Art exhibit celebrates Ebony Fashion Fair history

“When I first heard about the Ebony Fashion Fair exhibit being held at the North Carolina Museum of Art, right here in my backyard in Raleigh, I thought it was a dream,” said Mary Thompson, an exhibit attendee. “I actually went to one of the shows as a child, a birthday surprise from my parents.

“So to be here today at this exhibit, with beautiful gowns that I saw in a show growing up, is amazing to me.”

The Ebony Fashion Fair, also referred to as the Ebony Traveling Fashion Fair, was created as a platform to showcase and empower African-American models, designers and photographers in a way that has never been done before. It began in 1958 and ran until 2009.

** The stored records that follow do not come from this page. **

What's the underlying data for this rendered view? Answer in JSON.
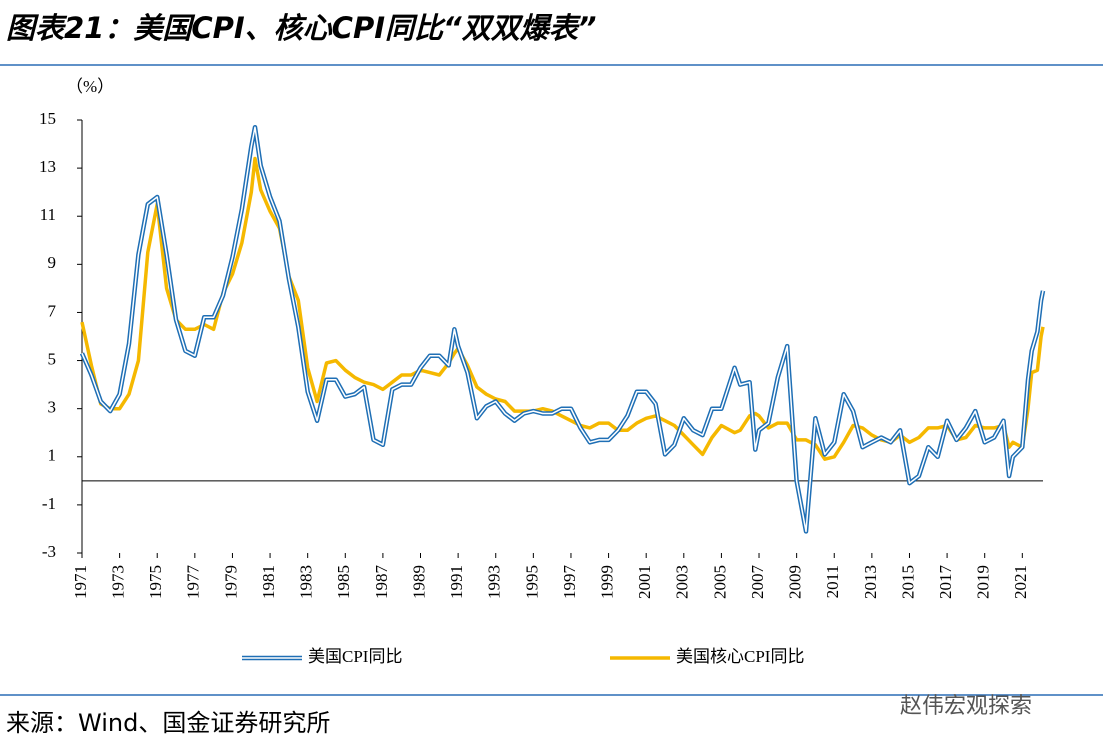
{
  "chart_data": {
    "type": "line",
    "title": "图表21：美国CPI、核心CPI同比“双双爆表”",
    "y_label": "（%）",
    "source": "来源：Wind、国金证券研究所",
    "watermark": "赵伟宏观探索",
    "x": [
      1971.0,
      1971.5,
      1972.0,
      1972.5,
      1973.0,
      1973.5,
      1974.0,
      1974.5,
      1975.0,
      1975.5,
      1976.0,
      1976.5,
      1977.0,
      1977.5,
      1978.0,
      1978.5,
      1979.0,
      1979.5,
      1980.0,
      1980.2,
      1980.5,
      1981.0,
      1981.5,
      1982.0,
      1982.5,
      1983.0,
      1983.5,
      1984.0,
      1984.5,
      1985.0,
      1985.5,
      1986.0,
      1986.5,
      1987.0,
      1987.5,
      1988.0,
      1988.5,
      1989.0,
      1989.5,
      1990.0,
      1990.5,
      1990.8,
      1991.0,
      1991.5,
      1992.0,
      1992.5,
      1993.0,
      1993.5,
      1994.0,
      1994.5,
      1995.0,
      1995.5,
      1996.0,
      1996.5,
      1997.0,
      1997.5,
      1998.0,
      1998.5,
      1999.0,
      1999.5,
      2000.0,
      2000.5,
      2001.0,
      2001.5,
      2002.0,
      2002.5,
      2003.0,
      2003.5,
      2004.0,
      2004.5,
      2005.0,
      2005.7,
      2006.0,
      2006.5,
      2006.8,
      2007.0,
      2007.5,
      2008.0,
      2008.5,
      2009.0,
      2009.5,
      2010.0,
      2010.5,
      2011.0,
      2011.5,
      2012.0,
      2012.5,
      2013.0,
      2013.5,
      2014.0,
      2014.5,
      2015.0,
      2015.5,
      2016.0,
      2016.5,
      2017.0,
      2017.5,
      2018.0,
      2018.5,
      2019.0,
      2019.5,
      2020.0,
      2020.3,
      2020.5,
      2021.0,
      2021.3,
      2021.5,
      2021.8,
      2022.0,
      2022.1
    ],
    "series": [
      {
        "name": "美国CPI同比",
        "color": "#1f6fb5",
        "style": "double",
        "values": [
          5.3,
          4.4,
          3.3,
          2.9,
          3.6,
          5.7,
          9.4,
          11.5,
          11.8,
          9.4,
          6.7,
          5.4,
          5.2,
          6.8,
          6.8,
          7.7,
          9.3,
          11.3,
          13.9,
          14.7,
          13.1,
          11.8,
          10.8,
          8.4,
          6.4,
          3.7,
          2.5,
          4.2,
          4.2,
          3.5,
          3.6,
          3.9,
          1.7,
          1.5,
          3.8,
          4.0,
          4.0,
          4.7,
          5.2,
          5.2,
          4.8,
          6.3,
          5.6,
          4.5,
          2.6,
          3.1,
          3.3,
          2.8,
          2.5,
          2.8,
          2.9,
          2.8,
          2.8,
          3.0,
          3.0,
          2.2,
          1.6,
          1.7,
          1.7,
          2.1,
          2.7,
          3.7,
          3.7,
          3.2,
          1.1,
          1.5,
          2.6,
          2.1,
          1.9,
          3.0,
          3.0,
          4.7,
          4.0,
          4.1,
          1.3,
          2.1,
          2.4,
          4.3,
          5.6,
          0.0,
          -2.1,
          2.6,
          1.1,
          1.6,
          3.6,
          2.9,
          1.4,
          1.6,
          1.8,
          1.6,
          2.1,
          -0.1,
          0.2,
          1.4,
          1.0,
          2.5,
          1.7,
          2.2,
          2.9,
          1.6,
          1.8,
          2.5,
          0.2,
          1.0,
          1.4,
          4.2,
          5.4,
          6.2,
          7.5,
          7.9
        ]
      },
      {
        "name": "美国核心CPI同比",
        "color": "#f5b800",
        "style": "solid",
        "values": [
          6.6,
          4.8,
          3.2,
          3.0,
          3.0,
          3.6,
          5.0,
          9.5,
          11.5,
          8.0,
          6.7,
          6.3,
          6.3,
          6.5,
          6.3,
          7.8,
          8.6,
          9.9,
          12.0,
          13.4,
          12.1,
          11.2,
          10.5,
          8.5,
          7.5,
          4.7,
          3.3,
          4.9,
          5.0,
          4.6,
          4.3,
          4.1,
          4.0,
          3.8,
          4.1,
          4.4,
          4.4,
          4.6,
          4.5,
          4.4,
          4.9,
          5.3,
          5.5,
          4.8,
          3.9,
          3.6,
          3.4,
          3.3,
          2.9,
          2.9,
          2.9,
          3.0,
          2.9,
          2.7,
          2.5,
          2.3,
          2.2,
          2.4,
          2.4,
          2.1,
          2.1,
          2.4,
          2.6,
          2.7,
          2.5,
          2.3,
          1.9,
          1.5,
          1.1,
          1.8,
          2.3,
          2.0,
          2.1,
          2.7,
          2.8,
          2.7,
          2.2,
          2.4,
          2.4,
          1.7,
          1.7,
          1.5,
          0.9,
          1.0,
          1.6,
          2.3,
          2.2,
          1.9,
          1.7,
          1.6,
          1.9,
          1.6,
          1.8,
          2.2,
          2.2,
          2.3,
          1.7,
          1.8,
          2.3,
          2.2,
          2.2,
          2.3,
          1.4,
          1.6,
          1.4,
          3.0,
          4.5,
          4.6,
          6.0,
          6.4
        ]
      }
    ],
    "xlim": [
      1971,
      2022.1
    ],
    "xticks": [
      1971,
      1973,
      1975,
      1977,
      1979,
      1981,
      1983,
      1985,
      1987,
      1989,
      1991,
      1993,
      1995,
      1997,
      1999,
      2001,
      2003,
      2005,
      2007,
      2009,
      2011,
      2013,
      2015,
      2017,
      2019,
      2021
    ],
    "ylim": [
      -3,
      15
    ],
    "yticks": [
      -3,
      -1,
      1,
      3,
      5,
      7,
      9,
      11,
      13,
      15
    ],
    "grid": false,
    "legend": "bottom"
  }
}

An event that was produced annually, the Ebony Fashion Fair was a traveling fashion extravaganza that was charged with inspiring black beauty and wellness. The show also was setup to function as a philanthropic entity, which is responsible for $55 million worth of donations to various African-American charities, such as community outreach programs in struggling inner city communities throughout the United States.

The Inspiring Beauty: 50 Years of Ebony Fashion Fair exhibition is currently on display at the North Carolina Museum of Art. It opened on Oct. 28 and will be shown through Jan. 21, 2018. The show features couture creations, which include awe-inspiring, elaborate floor length gowns, as well as spunky, modern, casual streetwear by notable designers such as Alexander McQueen, Bob Mackie, Yves Saint Laurent, Givenchy and Christian Dior.

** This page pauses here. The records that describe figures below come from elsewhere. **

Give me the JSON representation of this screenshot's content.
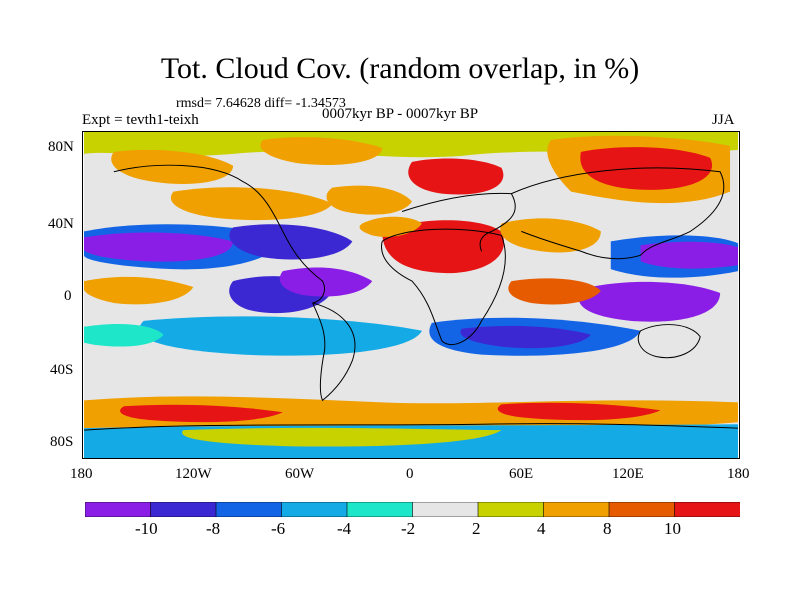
{
  "title": "Tot. Cloud Cov. (random overlap, in %)",
  "stats": "rmsd= 7.64628 diff= -1.34573",
  "experiment": "Expt = tevth1-teixh",
  "period": "0007kyr BP - 0007kyr BP",
  "season": "JJA",
  "map": {
    "lat_ticks": [
      "80N",
      "40N",
      "0",
      "40S",
      "80S"
    ],
    "lon_ticks": [
      "180",
      "120W",
      "60W",
      "0",
      "60E",
      "120E",
      "180"
    ]
  },
  "colorbar": {
    "labels": [
      "-10",
      "-8",
      "-6",
      "-4",
      "-2",
      "2",
      "4",
      "8",
      "10"
    ],
    "bins": [
      {
        "color": "#8B1EE6"
      },
      {
        "color": "#3C28D2"
      },
      {
        "color": "#1464E6"
      },
      {
        "color": "#14AAE6"
      },
      {
        "color": "#1EE6C8"
      },
      {
        "color": "#E6E6E6"
      },
      {
        "color": "#C8D200"
      },
      {
        "color": "#F0A000"
      },
      {
        "color": "#E65A00"
      },
      {
        "color": "#E61414"
      }
    ]
  }
}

“I don’t know when was the last time I had so much fun at an art exhibit,” said Jennifer Douglas, an attendee from Hickory, N.C. “The virtual booth where you can see your face in all these breath-taking dresses was a great addition. It gets the viewer involved.”

The exhibit featured interactive stations throughout the gallery floor. A guest could virtually see themselves in several of the couture gowns in the exhibit through a wall-mounted monitor, and with the wave of a hand see themselves in several of the couture gowns in the exhibit.

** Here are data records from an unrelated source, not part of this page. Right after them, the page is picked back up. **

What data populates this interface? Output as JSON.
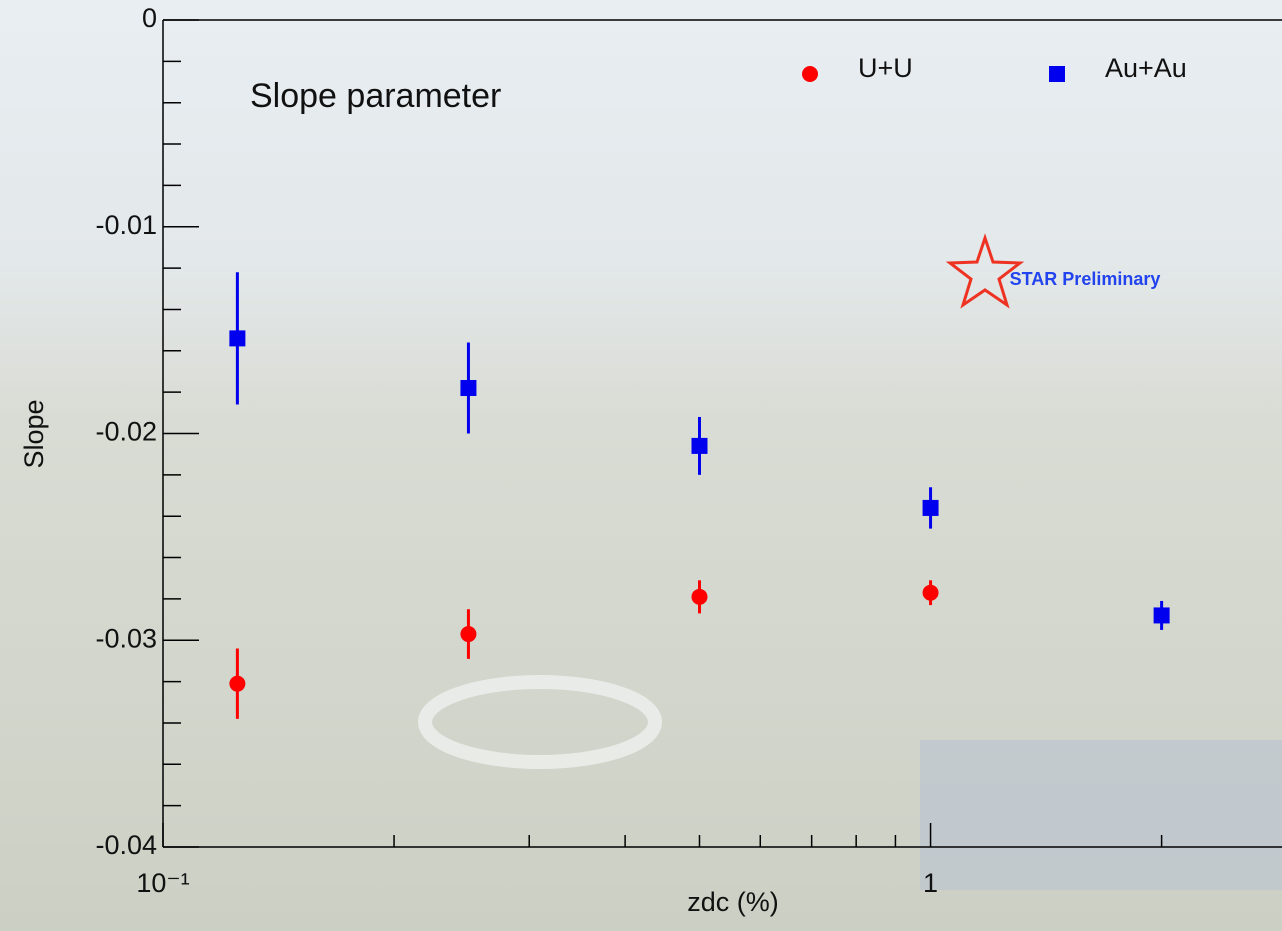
{
  "chart_data": {
    "type": "scatter",
    "title": "Slope parameter",
    "xlabel": "zdc (%)",
    "ylabel": "Slope",
    "annotation": "STAR Preliminary",
    "xscale": "log",
    "xlim": [
      0.1,
      2.87
    ],
    "ylim": [
      -0.04,
      0
    ],
    "xticks": [
      {
        "value": 0.1,
        "label": "10⁻¹"
      },
      1
    ],
    "xminorticks": [
      0.2,
      0.3,
      0.4,
      0.5,
      0.6,
      0.7,
      0.8,
      0.9,
      2
    ],
    "yticks": [
      0,
      -0.01,
      -0.02,
      -0.03,
      -0.04
    ],
    "yminorticks": [
      -0.002,
      -0.004,
      -0.006,
      -0.008,
      -0.012,
      -0.014,
      -0.016,
      -0.018,
      -0.022,
      -0.024,
      -0.026,
      -0.028,
      -0.032,
      -0.034,
      -0.036,
      -0.038
    ],
    "series": [
      {
        "name": "U+U",
        "color": "#ff0000",
        "marker": "circle",
        "x": [
          0.125,
          0.25,
          0.5,
          1
        ],
        "values": [
          -0.0321,
          -0.0297,
          -0.0279,
          -0.0277
        ],
        "errors": [
          0.0017,
          0.0012,
          0.0008,
          0.0006
        ]
      },
      {
        "name": "Au+Au",
        "color": "#0000ee",
        "marker": "square",
        "x": [
          0.125,
          0.25,
          0.5,
          1,
          2
        ],
        "values": [
          -0.0154,
          -0.0178,
          -0.0206,
          -0.0236,
          -0.0288
        ],
        "errors": [
          0.0032,
          0.0022,
          0.0014,
          0.001,
          0.0007
        ]
      }
    ]
  }
}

There is another station set up with a designer-in-residence on site, connecting with the exhibit goers, showing and explaining the fabrics and embellishment pieces to be added onto a garment being constructed live on the gallery floor.

“The idea is to start and complete a garment right here in the middle of the exhibit from day one of the show (until) closing day,” said Katherine Diuguid, the designer-in-residence of the exhibit.

Diuguid is a local designer and fashion arts department professor at North Carolina State University, and along with Precious Lovell, also a fashion design professor at North Carolina State University, is available on weekends at the museum to answer questions about the exhibit. Additionally, they are constructing a gown live on-site. The pair also produced a video that explains elements of how to create a garment from start to finish for attendees to view at their station.

“I’m so proud to be apart of such a historical event,” said Diuguid. “You know, what’s so great is people’s reactions and people’s feedback when they round the corner and notice us setting up here.”